Am Universitätsklinikum Hamburg-Eppendorf (UKE) versorgen Intensivmediziner zunehmend an Covid-19 erkrankte Schwangere. Allein in den vergangenen zwei Wochen habe es fünf solcher Fälle gegeben, sagte der Direktor der Klinik für Intensivmedizin am UKE, Stefan Kluge, der Deutschen Presse-Agentur. "Diese Fälle sind besonders dramatisch. Wir sollten in Deutschland unbedingt auch Schwangere impfen." Das sei auch die Einschätzung im Kollegenkreis. Schwangere hätten ein erhöhtes Risiko für einen schweren Verlauf, wenn sie sich mit Sars-CoV-2 infizieren. Bei ihnen sei das Immunsystem generell etwas herabgesetzt und die Sauerstoffaufnahme reduziert.

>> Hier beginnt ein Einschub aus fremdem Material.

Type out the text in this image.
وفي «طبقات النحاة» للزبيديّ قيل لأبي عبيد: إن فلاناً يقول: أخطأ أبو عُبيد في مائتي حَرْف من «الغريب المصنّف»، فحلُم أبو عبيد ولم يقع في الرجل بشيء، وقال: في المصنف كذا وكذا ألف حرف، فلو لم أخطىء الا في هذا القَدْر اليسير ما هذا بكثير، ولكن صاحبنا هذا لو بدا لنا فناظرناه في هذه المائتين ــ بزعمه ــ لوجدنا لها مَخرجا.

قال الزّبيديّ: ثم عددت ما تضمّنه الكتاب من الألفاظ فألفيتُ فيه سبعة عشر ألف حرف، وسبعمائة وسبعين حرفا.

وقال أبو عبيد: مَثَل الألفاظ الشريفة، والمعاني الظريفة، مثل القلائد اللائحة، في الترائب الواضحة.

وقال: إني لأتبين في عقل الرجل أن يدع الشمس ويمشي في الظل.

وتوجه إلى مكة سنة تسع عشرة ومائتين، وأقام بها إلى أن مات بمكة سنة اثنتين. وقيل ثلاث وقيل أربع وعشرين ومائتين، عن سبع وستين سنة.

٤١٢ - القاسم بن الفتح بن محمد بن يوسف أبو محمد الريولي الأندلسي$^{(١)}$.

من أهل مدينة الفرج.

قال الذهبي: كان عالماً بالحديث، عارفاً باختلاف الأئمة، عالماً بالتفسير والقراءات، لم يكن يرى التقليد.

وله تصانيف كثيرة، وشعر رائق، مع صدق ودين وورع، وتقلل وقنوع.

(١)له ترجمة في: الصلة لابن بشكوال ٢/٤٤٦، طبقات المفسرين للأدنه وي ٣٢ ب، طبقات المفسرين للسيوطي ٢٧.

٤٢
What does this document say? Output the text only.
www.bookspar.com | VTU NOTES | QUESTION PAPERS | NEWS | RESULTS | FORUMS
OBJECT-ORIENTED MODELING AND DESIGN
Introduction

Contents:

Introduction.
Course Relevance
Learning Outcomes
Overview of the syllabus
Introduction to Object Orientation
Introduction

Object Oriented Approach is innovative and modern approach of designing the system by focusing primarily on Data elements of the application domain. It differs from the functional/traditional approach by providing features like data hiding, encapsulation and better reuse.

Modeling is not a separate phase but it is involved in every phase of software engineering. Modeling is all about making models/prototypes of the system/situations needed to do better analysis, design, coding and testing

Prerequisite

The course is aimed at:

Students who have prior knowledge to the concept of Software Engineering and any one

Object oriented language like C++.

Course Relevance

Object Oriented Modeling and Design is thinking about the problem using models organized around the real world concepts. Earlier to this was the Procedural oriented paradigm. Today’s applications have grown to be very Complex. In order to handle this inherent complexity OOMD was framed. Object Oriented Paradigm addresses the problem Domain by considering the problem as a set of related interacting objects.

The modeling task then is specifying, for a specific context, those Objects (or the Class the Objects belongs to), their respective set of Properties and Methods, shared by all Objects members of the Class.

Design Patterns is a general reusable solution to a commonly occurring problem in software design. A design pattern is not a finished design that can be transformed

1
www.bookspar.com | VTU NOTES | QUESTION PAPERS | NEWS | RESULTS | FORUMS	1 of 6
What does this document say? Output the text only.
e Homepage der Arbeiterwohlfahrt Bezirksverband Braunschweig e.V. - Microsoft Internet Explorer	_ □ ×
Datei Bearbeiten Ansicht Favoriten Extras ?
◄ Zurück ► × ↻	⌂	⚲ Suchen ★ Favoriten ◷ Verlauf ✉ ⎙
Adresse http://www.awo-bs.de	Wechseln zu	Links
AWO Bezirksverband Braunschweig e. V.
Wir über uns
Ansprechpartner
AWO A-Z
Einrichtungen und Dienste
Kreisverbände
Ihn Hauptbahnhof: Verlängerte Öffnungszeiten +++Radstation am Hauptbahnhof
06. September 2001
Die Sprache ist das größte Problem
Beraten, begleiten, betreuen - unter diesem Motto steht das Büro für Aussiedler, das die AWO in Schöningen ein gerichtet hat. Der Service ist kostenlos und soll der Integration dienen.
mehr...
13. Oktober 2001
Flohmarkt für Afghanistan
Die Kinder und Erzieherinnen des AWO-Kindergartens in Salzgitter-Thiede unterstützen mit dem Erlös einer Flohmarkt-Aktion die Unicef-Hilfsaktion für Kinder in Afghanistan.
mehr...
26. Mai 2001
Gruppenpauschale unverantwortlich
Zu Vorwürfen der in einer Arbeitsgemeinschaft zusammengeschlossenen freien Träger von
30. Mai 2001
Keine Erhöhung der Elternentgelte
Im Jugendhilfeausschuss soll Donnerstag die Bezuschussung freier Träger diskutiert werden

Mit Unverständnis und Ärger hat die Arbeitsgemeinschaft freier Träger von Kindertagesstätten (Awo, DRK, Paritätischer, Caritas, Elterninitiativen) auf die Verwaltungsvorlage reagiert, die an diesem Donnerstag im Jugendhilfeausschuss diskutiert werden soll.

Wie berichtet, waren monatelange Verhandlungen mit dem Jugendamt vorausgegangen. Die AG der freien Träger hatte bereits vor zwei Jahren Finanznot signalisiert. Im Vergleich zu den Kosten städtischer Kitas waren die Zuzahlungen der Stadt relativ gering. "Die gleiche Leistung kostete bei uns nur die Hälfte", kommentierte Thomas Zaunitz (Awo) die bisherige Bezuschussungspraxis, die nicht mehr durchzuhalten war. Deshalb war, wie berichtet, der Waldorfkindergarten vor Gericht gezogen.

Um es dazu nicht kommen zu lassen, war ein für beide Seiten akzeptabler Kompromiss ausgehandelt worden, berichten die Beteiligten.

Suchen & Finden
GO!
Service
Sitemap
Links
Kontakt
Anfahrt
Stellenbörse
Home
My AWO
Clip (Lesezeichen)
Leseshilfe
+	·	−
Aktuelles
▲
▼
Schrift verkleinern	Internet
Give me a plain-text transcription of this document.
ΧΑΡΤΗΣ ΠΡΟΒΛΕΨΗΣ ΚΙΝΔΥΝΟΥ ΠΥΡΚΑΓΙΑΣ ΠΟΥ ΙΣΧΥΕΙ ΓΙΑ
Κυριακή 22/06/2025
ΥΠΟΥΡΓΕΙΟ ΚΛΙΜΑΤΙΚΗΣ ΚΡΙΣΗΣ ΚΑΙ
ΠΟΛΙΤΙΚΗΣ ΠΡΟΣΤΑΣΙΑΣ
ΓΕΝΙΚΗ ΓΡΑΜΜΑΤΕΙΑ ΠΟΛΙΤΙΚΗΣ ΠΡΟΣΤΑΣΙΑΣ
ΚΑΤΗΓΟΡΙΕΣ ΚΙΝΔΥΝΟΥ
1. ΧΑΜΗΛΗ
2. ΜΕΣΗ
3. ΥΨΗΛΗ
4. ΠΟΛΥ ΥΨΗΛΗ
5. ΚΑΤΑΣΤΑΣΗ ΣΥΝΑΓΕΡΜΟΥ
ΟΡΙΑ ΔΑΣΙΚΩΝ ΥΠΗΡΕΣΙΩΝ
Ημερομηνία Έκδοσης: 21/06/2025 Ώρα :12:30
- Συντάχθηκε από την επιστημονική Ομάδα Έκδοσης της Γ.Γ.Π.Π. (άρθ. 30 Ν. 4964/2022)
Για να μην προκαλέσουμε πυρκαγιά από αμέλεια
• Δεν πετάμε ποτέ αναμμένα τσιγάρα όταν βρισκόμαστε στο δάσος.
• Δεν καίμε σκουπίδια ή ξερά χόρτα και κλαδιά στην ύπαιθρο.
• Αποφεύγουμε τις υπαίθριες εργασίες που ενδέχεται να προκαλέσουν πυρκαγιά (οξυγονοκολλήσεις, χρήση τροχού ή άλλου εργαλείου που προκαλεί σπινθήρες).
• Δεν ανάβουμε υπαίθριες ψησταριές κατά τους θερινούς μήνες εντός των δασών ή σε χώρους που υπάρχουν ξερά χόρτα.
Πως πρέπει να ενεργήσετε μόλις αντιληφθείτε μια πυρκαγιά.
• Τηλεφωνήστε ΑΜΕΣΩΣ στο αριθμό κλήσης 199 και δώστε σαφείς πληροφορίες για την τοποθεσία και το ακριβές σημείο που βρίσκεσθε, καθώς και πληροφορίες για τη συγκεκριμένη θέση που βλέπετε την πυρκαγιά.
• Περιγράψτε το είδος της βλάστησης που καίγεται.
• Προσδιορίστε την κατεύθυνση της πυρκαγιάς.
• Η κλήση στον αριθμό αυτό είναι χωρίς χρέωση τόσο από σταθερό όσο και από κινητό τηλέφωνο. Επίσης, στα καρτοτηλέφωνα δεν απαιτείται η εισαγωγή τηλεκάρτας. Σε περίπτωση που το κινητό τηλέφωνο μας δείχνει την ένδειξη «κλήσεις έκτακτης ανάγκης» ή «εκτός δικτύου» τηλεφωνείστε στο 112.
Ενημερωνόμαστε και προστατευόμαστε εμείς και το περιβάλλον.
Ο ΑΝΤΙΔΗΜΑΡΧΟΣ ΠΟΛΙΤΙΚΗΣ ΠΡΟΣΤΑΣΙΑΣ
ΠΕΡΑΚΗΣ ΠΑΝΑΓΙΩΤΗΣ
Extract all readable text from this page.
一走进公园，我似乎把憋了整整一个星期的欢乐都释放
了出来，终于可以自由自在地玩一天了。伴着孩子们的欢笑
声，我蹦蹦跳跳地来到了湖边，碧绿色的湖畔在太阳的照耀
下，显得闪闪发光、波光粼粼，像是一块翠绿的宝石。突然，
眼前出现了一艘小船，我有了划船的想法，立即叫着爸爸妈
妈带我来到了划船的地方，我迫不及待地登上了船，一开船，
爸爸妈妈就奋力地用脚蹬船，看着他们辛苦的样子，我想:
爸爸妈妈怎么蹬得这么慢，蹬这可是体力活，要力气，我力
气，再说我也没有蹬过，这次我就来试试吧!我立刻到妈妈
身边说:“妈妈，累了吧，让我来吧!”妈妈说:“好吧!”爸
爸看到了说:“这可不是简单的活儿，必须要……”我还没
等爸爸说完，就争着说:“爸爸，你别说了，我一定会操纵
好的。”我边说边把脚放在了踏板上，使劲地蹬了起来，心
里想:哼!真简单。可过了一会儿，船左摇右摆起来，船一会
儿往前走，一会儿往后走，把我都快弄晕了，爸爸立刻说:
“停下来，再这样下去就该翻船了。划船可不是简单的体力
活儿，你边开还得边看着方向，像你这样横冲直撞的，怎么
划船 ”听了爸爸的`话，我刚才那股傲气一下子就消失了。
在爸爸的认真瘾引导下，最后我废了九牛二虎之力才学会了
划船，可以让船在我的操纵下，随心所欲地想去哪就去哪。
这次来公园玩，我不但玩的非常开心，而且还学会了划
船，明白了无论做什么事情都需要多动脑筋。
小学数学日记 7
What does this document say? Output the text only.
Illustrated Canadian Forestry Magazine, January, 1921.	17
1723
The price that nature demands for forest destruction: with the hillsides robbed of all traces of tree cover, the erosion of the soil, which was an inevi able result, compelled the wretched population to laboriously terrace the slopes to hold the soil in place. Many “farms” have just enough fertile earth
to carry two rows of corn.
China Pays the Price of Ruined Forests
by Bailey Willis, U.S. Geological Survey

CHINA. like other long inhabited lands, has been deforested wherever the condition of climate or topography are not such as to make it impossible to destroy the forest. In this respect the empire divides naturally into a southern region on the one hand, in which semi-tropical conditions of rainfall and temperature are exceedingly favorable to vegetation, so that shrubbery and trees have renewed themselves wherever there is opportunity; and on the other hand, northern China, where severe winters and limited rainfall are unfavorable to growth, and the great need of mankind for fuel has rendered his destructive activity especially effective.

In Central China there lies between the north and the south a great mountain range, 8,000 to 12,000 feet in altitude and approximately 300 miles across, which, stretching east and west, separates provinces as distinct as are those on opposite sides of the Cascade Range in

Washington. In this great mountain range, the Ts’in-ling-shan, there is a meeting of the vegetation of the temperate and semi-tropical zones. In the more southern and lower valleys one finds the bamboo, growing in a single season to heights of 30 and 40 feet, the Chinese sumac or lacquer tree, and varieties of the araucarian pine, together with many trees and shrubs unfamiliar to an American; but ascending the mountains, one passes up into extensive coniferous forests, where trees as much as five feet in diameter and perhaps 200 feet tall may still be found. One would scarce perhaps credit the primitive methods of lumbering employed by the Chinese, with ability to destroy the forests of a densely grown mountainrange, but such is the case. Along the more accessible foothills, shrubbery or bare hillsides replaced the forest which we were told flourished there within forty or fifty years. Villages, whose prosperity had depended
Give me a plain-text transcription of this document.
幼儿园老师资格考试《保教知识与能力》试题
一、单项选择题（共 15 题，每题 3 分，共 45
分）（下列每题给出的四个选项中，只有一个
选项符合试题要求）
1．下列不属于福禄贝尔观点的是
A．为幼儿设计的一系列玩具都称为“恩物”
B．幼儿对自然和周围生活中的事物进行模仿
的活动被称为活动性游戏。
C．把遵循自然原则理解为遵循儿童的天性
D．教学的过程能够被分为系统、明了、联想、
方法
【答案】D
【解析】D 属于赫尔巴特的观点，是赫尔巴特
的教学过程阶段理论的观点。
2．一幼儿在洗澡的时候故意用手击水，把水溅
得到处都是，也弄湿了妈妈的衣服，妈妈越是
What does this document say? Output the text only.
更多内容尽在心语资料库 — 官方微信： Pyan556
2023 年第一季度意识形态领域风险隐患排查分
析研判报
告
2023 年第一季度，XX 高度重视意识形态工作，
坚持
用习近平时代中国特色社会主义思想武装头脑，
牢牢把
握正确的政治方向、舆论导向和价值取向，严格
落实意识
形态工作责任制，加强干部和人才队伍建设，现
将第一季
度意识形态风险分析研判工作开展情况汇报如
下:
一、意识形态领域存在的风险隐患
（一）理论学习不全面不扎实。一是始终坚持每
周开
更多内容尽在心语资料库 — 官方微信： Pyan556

Die aktuelle Häufung hat nach Einschätzung Kluges auch damit zu tun, dass die Frauen wegen der UKE-Expertise aus anderen Häusern dorthin verlegt werden. Allerdings habe es am UKE im gesamten Jahr 2020 nur einen solchen Fall gegeben, in den ersten Monaten 2021 schon sieben. "Wir sehen diese Fälle nun häufiger, das ist ein neues Phänomen", sagte Kluge. Das liege auch an der Variante B.1.1.7, die deutlich ansteckender ist und im Verdacht steht, schwerere Krankheitsverläufe zu verursachen: "Deutschlandweit haben wir mittlerweile viel mehr Infektionen bei Jüngeren unter 50 Jahren, auch bei Kindern." Frauen im gebärfähigen Alter scheinen nun also eher vom Virus erreicht zu werden. Kluge sagte, ein Teil der Frauen habe sich wahrscheinlich bei den eigenen Kindern angesteckt. Meist sei die ganze Familie positiv.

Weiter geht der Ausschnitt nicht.